Tout a commencé en 2018, lorsqu’un entrepreneur d’Auckland, Andrew Barnes, a décidé de tester l’idée au sein de son entreprise Perpetual Guardian.
Devant l’intérêt suscité dans d’autres pays par son initiative et avec l’envie de partager son expérience, Andrew Barnes a fondé 4 Day Week Global, association à but non lucratif. Il s’est fait le chantre de son modèle 100/80/100 : où comment atteindre 100 % de résultats en 80 % du temps, tout en continuant à payer les salaires à 100 %. L’association a soutenu le programme pilote mené par le Royaume-Uni auprès de 61 entreprises et leurs 3 000 salariés au total. Son rapport le plus récent relate un essai mené en Afrique du Sud. Andrew Barnes et 4 Day Week Global sont devenus des références sur la semaine de 4 jours et sa mise en place pour tous.
Welcome to the Jungle est allé à la rencontre de Dale Whelehan, expert en bien-être et science du comportement, ambassadeur de la semaine de 4 jours, et, depuis 2023, à la tête de 4 Day Week Global. Il a évoqué pour nous l’adoption du modèle 100/80/100 selon les pays et les métiers, et les prochaines étapes qu’il prévoit pour que l’impressionnant mouvement mondial ne s’essouffle pas.
Parlez-nous de votre rôle chez 4 Day Week Global et des actions que vous menez
Je suis arrivé il y a environ un an, mais avant ça j’ai participé à la grande campagne en Irlande pendant deux ans. Ma mission était de dessiner l’avenir de 4 Day Global en tant qu’organisation. À la base, c’était un groupe d’ambassadeurs et ambassadrices pour la semaine de 4 jours.

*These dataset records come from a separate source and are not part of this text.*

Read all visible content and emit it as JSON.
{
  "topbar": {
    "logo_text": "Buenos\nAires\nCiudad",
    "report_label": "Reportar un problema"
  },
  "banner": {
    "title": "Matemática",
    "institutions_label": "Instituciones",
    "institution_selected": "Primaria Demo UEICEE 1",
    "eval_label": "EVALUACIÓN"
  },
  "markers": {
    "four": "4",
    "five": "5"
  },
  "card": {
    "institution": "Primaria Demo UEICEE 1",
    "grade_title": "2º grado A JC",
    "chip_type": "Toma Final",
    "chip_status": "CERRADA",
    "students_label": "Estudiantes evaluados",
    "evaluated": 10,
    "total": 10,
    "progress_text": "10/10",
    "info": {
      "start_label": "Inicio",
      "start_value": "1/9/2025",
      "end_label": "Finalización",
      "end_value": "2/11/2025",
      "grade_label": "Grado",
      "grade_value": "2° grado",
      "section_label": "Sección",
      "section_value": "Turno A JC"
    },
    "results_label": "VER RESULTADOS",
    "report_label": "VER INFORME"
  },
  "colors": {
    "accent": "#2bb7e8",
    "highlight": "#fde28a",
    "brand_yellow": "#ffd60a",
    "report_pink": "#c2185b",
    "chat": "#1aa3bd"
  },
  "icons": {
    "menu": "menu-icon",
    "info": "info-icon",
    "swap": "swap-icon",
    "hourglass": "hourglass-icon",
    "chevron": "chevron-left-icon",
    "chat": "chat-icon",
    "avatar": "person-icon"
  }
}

On s’appuyait sur les recherches préliminaires réalisées par les fondateurs dans leur propre entreprise. Bientôt, les études pilotes qui ont été menées sont devenues un vrai facteur différenciant pour nous, en tant que business. Donc à mesure que le sujet a continué à prendre de l’ampleur, on a nous aussi grandi pour être à la hauteur des besoins exprimés. Nous sommes aujourd’hui une entreprise à vocation sociale, avec des offres pour des entreprises de toutes tailles qui veulent se diriger vers la semaine de 4 jours. Dans notre mission, il y a aussi le fait de fournir des ressources utiles pour que les gens puissent l’implémenter le mieux possible. On fait également de la pédagogie, en expliquant en quoi ce rythme peut être bénéfique à l’échelle de la société, sur des sujets comme l’environnement, l’égalité et la santé.
Comment est financé 4 Day Week Global ?
Notre principale source de financement, ce sont les entreprises qui utilisent nos services. Ce que nous facturons pour le programme pilote dépend de la taille de la structure. Nos effectifs ont grimpé de 53 % en un an, parce que le nombre d’entreprises intéressées a augmenté. Elles veulent à leur tour tester la semaine de 4 jours.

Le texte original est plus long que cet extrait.